Role of intracellular transport, sorting and release of membrane type 1 matrix metalloproteinase (MT1-MMP) in tumor cell invasion and metastatic dissemination

Mazzone, Marco (2005). Role of intracellular transport, sorting and release of membrane type 1 matrix metalloproteinase (MT1-MMP) in tumor cell invasion and metastatic dissemination. PhD thesis The Open University.

DOI: https://doi.org/10.21954/ou.ro.0000f63c

Abstract

The primary cause of death in cancer patients is the development of metastatic secondary tumours in distal organs. This is a complex process during which metastatic tumour cells need to overcome the natural barriers impeding access to vascular or lymphatic pathways: importantly they also need to alter the extracellular environment to allow ectopic cancer growth in distant locations. These events generally require the direct participation of released and exposed matrix metalloproteinases (MMPs), a family of related zinc-dependent proteases.

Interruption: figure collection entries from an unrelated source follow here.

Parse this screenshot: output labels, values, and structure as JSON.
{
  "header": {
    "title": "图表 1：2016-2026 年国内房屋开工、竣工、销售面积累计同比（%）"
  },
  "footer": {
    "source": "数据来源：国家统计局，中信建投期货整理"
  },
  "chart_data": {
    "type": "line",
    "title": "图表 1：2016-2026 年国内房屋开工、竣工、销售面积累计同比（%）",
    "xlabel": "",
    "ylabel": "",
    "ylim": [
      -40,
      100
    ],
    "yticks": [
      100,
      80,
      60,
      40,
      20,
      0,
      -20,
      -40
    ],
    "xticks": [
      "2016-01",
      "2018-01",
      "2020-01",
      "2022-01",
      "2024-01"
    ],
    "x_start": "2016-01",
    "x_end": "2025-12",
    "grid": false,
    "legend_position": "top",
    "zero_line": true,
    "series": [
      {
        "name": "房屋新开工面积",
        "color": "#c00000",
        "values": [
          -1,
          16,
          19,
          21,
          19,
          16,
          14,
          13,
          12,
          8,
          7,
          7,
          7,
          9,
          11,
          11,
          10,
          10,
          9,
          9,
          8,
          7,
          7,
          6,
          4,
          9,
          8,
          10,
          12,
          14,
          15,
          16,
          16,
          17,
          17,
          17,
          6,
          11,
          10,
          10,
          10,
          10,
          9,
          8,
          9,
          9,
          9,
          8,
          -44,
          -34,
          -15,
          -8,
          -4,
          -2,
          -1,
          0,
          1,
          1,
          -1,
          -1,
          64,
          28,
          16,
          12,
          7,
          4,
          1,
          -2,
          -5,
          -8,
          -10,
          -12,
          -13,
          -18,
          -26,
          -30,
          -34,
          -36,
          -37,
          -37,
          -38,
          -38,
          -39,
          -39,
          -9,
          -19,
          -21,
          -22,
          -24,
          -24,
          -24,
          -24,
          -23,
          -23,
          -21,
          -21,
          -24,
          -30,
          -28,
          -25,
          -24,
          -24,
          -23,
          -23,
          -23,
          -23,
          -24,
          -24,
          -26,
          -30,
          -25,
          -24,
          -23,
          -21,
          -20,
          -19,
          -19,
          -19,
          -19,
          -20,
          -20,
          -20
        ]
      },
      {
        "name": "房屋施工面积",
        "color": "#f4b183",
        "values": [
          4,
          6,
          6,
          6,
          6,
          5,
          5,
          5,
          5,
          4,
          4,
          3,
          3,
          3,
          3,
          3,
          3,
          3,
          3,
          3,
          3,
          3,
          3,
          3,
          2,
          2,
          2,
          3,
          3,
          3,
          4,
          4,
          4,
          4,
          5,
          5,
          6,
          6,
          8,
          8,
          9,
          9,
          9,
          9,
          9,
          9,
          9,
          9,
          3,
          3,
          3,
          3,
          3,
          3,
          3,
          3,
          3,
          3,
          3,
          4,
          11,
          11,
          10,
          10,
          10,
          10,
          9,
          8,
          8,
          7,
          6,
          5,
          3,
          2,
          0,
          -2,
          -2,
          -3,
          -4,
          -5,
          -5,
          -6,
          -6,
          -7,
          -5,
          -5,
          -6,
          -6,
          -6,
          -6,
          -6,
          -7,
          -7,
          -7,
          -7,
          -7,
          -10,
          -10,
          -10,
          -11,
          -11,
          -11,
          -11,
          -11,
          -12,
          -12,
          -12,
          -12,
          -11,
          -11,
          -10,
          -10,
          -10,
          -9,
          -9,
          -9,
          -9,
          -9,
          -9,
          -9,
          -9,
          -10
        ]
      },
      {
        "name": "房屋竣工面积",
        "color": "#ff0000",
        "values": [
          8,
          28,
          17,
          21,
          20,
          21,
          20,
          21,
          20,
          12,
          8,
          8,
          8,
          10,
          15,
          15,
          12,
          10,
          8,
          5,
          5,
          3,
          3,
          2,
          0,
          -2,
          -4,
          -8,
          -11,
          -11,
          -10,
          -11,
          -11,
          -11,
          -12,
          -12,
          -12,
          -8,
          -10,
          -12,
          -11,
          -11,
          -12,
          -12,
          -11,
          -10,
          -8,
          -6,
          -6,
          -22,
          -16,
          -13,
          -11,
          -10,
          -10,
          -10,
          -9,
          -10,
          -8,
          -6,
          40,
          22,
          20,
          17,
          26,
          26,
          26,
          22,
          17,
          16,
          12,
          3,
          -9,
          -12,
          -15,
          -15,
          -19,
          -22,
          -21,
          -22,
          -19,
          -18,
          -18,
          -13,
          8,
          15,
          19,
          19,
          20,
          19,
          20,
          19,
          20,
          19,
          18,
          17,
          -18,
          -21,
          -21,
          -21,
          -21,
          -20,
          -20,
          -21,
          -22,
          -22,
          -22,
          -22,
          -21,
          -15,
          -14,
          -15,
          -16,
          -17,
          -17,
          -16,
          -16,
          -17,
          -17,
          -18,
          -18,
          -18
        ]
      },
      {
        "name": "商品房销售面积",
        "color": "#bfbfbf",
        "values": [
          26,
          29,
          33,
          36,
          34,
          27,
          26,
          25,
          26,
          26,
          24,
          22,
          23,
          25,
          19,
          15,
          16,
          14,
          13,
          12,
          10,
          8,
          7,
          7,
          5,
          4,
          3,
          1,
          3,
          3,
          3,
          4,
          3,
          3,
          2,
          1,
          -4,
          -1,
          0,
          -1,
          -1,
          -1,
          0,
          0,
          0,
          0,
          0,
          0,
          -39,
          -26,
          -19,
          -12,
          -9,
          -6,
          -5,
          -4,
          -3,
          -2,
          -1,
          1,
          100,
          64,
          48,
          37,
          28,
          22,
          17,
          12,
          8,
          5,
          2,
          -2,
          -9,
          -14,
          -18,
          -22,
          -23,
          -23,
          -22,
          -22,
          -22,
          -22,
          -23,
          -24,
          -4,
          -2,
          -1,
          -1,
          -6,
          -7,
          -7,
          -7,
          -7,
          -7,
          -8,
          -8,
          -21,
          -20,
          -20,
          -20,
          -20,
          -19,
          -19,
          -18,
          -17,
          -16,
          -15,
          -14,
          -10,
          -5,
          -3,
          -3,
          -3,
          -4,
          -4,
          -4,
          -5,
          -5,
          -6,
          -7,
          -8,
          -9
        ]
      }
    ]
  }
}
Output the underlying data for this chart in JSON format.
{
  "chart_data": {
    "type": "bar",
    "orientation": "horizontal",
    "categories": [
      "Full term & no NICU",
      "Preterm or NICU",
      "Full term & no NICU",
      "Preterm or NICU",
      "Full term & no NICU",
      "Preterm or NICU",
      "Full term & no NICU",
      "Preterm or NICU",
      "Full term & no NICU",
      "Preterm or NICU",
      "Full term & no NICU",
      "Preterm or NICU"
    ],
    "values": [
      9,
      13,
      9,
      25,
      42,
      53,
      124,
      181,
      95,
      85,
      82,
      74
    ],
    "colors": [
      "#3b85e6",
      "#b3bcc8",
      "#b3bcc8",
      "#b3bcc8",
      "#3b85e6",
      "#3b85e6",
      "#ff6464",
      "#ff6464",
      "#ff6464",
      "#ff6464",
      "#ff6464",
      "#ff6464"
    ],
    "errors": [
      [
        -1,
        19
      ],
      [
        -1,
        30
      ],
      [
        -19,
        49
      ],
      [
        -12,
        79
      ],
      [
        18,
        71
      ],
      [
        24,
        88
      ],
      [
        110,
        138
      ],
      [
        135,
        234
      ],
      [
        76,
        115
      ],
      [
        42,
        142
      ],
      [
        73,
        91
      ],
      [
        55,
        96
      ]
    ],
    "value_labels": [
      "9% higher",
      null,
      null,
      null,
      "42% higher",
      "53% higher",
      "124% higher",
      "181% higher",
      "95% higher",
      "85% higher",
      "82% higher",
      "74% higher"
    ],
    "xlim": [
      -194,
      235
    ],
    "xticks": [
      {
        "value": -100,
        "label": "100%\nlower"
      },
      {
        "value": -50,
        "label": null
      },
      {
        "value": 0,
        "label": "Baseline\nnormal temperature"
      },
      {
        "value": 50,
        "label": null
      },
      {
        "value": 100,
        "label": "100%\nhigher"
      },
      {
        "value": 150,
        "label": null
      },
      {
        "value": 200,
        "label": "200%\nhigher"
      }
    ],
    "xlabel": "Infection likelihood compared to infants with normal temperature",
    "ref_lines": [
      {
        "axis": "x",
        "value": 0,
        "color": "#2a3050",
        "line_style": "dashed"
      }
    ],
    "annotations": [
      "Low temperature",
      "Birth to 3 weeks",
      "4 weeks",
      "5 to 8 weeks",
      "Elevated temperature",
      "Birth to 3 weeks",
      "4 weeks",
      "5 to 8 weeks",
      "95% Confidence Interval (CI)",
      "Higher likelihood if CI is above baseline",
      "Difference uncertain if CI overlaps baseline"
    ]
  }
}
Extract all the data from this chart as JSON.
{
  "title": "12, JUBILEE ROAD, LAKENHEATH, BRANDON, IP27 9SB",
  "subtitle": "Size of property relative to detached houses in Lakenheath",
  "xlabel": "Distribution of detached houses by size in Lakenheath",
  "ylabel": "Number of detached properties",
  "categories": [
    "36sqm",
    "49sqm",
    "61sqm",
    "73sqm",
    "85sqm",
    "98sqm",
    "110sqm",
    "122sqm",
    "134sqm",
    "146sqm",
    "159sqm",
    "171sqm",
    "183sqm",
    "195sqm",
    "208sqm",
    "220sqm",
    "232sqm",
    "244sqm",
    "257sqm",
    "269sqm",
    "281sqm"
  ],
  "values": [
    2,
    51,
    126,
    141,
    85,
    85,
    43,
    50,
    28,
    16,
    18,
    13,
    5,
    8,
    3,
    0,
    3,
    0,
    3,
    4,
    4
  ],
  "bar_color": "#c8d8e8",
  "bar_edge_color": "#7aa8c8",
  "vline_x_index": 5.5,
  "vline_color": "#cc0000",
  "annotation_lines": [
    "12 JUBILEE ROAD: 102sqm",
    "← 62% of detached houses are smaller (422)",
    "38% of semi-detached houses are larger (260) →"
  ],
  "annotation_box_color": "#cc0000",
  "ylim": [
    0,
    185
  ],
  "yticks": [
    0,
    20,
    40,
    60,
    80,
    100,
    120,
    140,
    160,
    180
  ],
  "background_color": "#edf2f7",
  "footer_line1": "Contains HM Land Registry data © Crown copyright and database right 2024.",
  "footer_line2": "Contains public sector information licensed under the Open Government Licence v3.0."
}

Regulation of MMP activity is known to occur by modulation of gene expression, via zymogen activation and inhibition by tissue inhibitors of metalloproteinases (TIMPs). It is now evident, however, that modulation of intracellular trafficking, membrane sorting and cell surface release can also regulate MMP activities. These latter topics are still not well understood and, for this reason, represent the main aims of the present study.

In particular, it has clearly emerged that MT1-MMP, a membrane-type MMP, is essential for the growth for human cancers, and acts by disrupting the three-dimensional matrix, which would otherwise impede cell proliferation. Ablation of the gene encoding MT1-MMP causes the most significant phenotype among the MMP knockout mice, and suggests that the activity of MT1-MMP cannot be substituted by any of the other members of the family. For this reason, the main focus of my PhD thesis is the regulation of MT1-MMP activity.

Here I show that, in a melanoma cell line, the majority (80%) of MT1-MMP is sorted to detergent-resistant membrane fractions; however, it is only the minor (20%) detergent-soluble fraction of MT1-MMP that undergoes intracellular processing to the mature form. Also, this processed MT1-MMP is the sole form responsible for ECM degradation in vitro. Finally, furin-dependent processing of MT1-MMP is shown to occur intracellularly after exit from the Golgi apparatus and prior to arrival at the plasma membrane. It is thus proposed that the association of MT1-MMP with different membrane subdomains might be crucial in the control of its different activities: for instance in cell migration and invasion and other less defined roles such as MTl-MMP-dependent signaling pathways.